A Brief History of Art History
Joseph Forte has seen different approaches to both learning and teaching in 26 years of teaching art history at the College.
“When I first arrived, the emphasis was much more on the personal styles of artists, the chronologies of their works and the formal qualities of their works,” he said.
“I would say it was a centripetal approach. It would go from the outside in.” Today’s approach, he said, is more centrifugal. “We start there and then try to branch out into three primary branches: the social context of art; the political uses of art; and the contact between art making and critical and philosophical ideas.’’

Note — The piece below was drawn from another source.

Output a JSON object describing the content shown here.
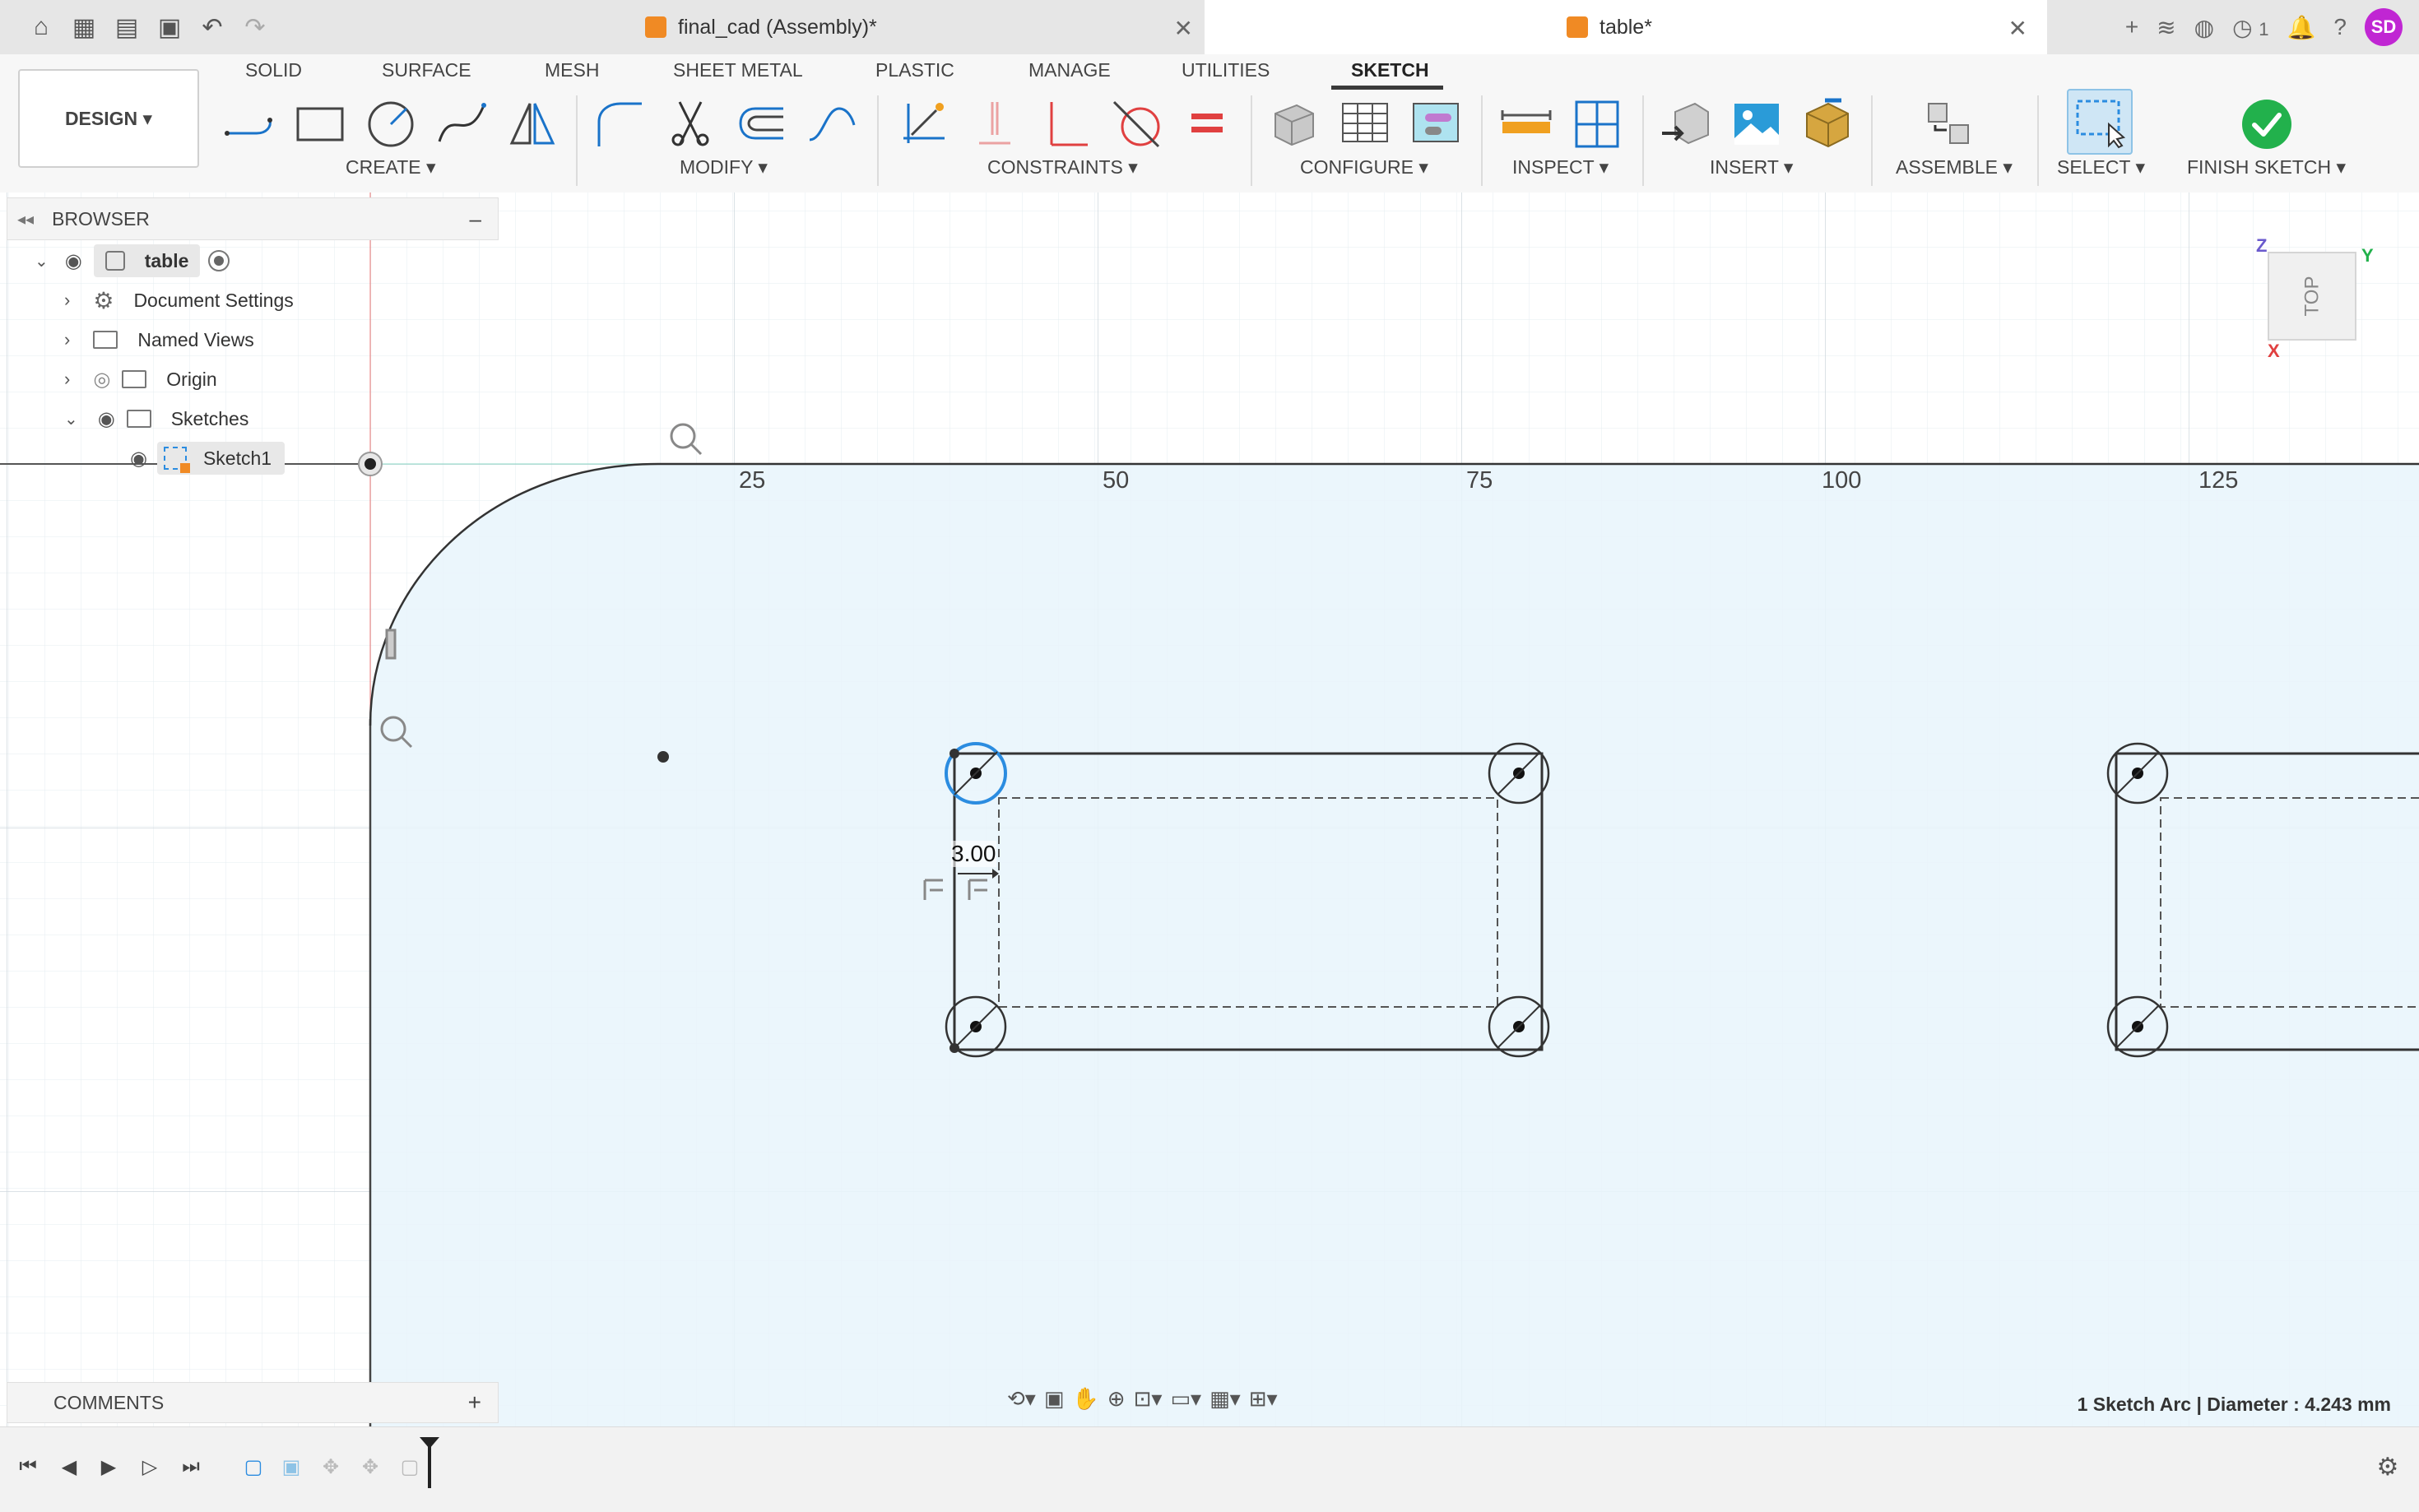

Art history in the 1930’s, he said, focused on “who did it and when.” By the 1940’s and 50’s, the discipline also considered, “What did ‘when’ mean?…It was not so much a date as a mentality: ‘Botticelli did this in 1489, and how is that representative of 1489?’”

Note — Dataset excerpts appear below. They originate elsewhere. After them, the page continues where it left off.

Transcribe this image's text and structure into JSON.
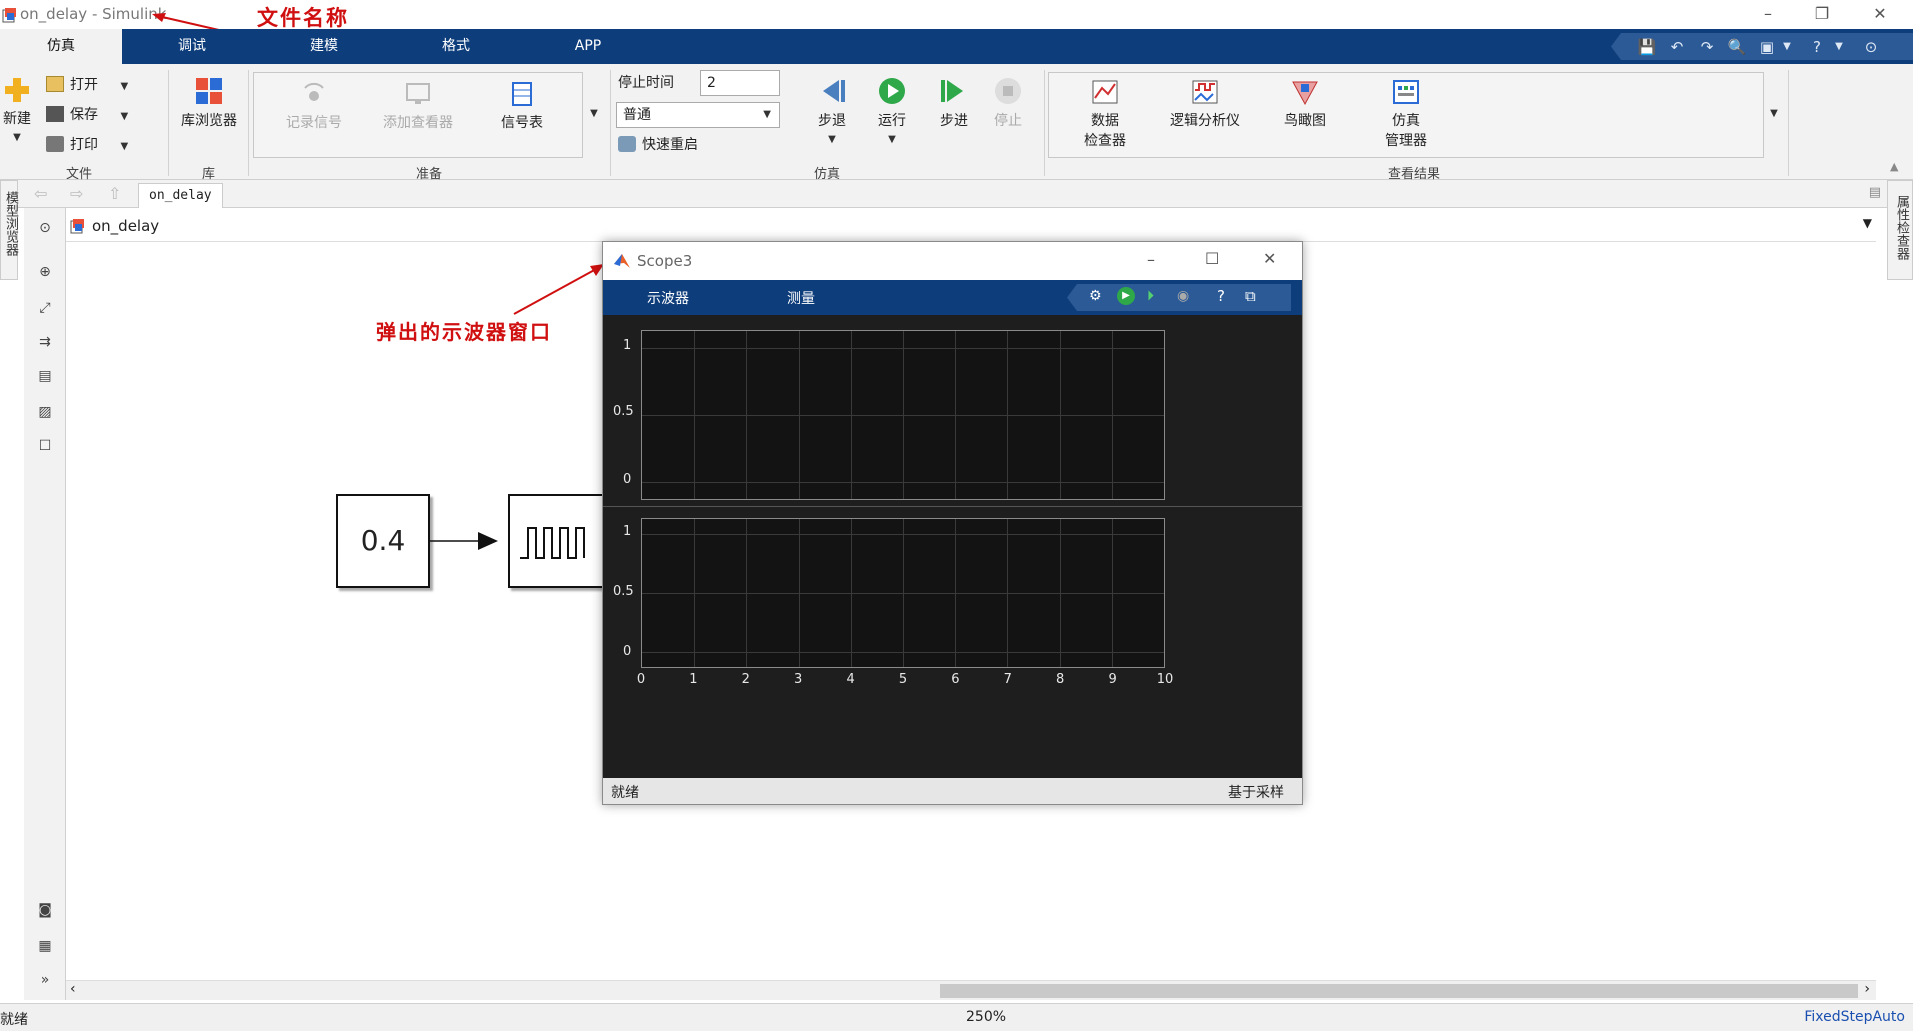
{
  "window": {
    "title": "on_delay - Simulink",
    "annotation_filename": "文件名称",
    "annotation_scope": "弹出的示波器窗口"
  },
  "tabs": [
    "仿真",
    "调试",
    "建模",
    "格式",
    "APP"
  ],
  "ribbon": {
    "file": {
      "new_label": "新建",
      "open_label": "打开",
      "save_label": "保存",
      "print_label": "打印",
      "group_label": "文件"
    },
    "library": {
      "browser_label": "库浏览器",
      "group_label": "库"
    },
    "prepare": {
      "record_label": "记录信号",
      "add_viewer_label": "添加查看器",
      "signal_table_label": "信号表",
      "group_label": "准备"
    },
    "simulate": {
      "stop_time_label": "停止时间",
      "stop_time_value": "2",
      "mode_value": "普通",
      "fast_restart_label": "快速重启",
      "step_back_label": "步退",
      "run_label": "运行",
      "step_forward_label": "步进",
      "stop_label": "停止",
      "group_label": "仿真"
    },
    "results": {
      "data_inspector_label_1": "数据",
      "data_inspector_label_2": "检查器",
      "logic_analyzer_label": "逻辑分析仪",
      "birdseye_label": "鸟瞰图",
      "sim_manager_label_1": "仿真",
      "sim_manager_label_2": "管理器",
      "group_label": "查看结果"
    }
  },
  "explorer": {
    "tab_label": "on_delay",
    "address": "on_delay"
  },
  "side_panels": {
    "left_label": "模型浏览器",
    "right_label": "属性检查器"
  },
  "canvas": {
    "constant_value": "0.4"
  },
  "scope": {
    "title": "Scope3",
    "tab_scope": "示波器",
    "tab_measure": "测量",
    "status_left": "就绪",
    "status_right": "基于采样",
    "plot1_yticks": [
      "1",
      "0.5",
      "0"
    ],
    "plot2_yticks": [
      "1",
      "0.5",
      "0"
    ],
    "xticks": [
      "0",
      "1",
      "2",
      "3",
      "4",
      "5",
      "6",
      "7",
      "8",
      "9",
      "10"
    ]
  },
  "statusbar": {
    "left": "就绪",
    "zoom": "250%",
    "solver": "FixedStepAuto"
  },
  "colors": {
    "tab_bar": "#0e3d7b",
    "annotation": "#d01010",
    "scope_bg": "#1e1e1e",
    "solver_text": "#1a4fb0"
  }
}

In the 1960’s and 70’s, when the boundaries— and even the very definition—of art (and other media) were being questioned, Forte said, art history saw “very learned, somewhat esoteric approaches from people trained in Europe. Art was high culture inspired by other elements in high culture, like literature and idealist philosophy.
“From the Eighties until the present day, three new elements emerged,” Forte said. “First, the interest in vernacular and popular culture. Botticelli’s ‘Primavera’ was not so much a complex allegory of humanist studies as a marriage painting that reflected Florentine fashion and court culture, as well as antique poetry. Second, the canon of art was broadened. Not only did we pay attention to Michelangelo’s David, but to his ephemeral sculpture, made from snow or simply sketched, and his workshop. He was no longer the lone artist, but a bit of an entrepreneur.
“Lastly, new ‘isms’ had their effect. Feminism, structuralism, as well as phenomenology in philosophy, became new interpretive tools. Ideas about objects and artists were not fixed or categorical, but complex and problematic. Today the challenge is to combine the best of the past methods with the innovative contemporary approaches.”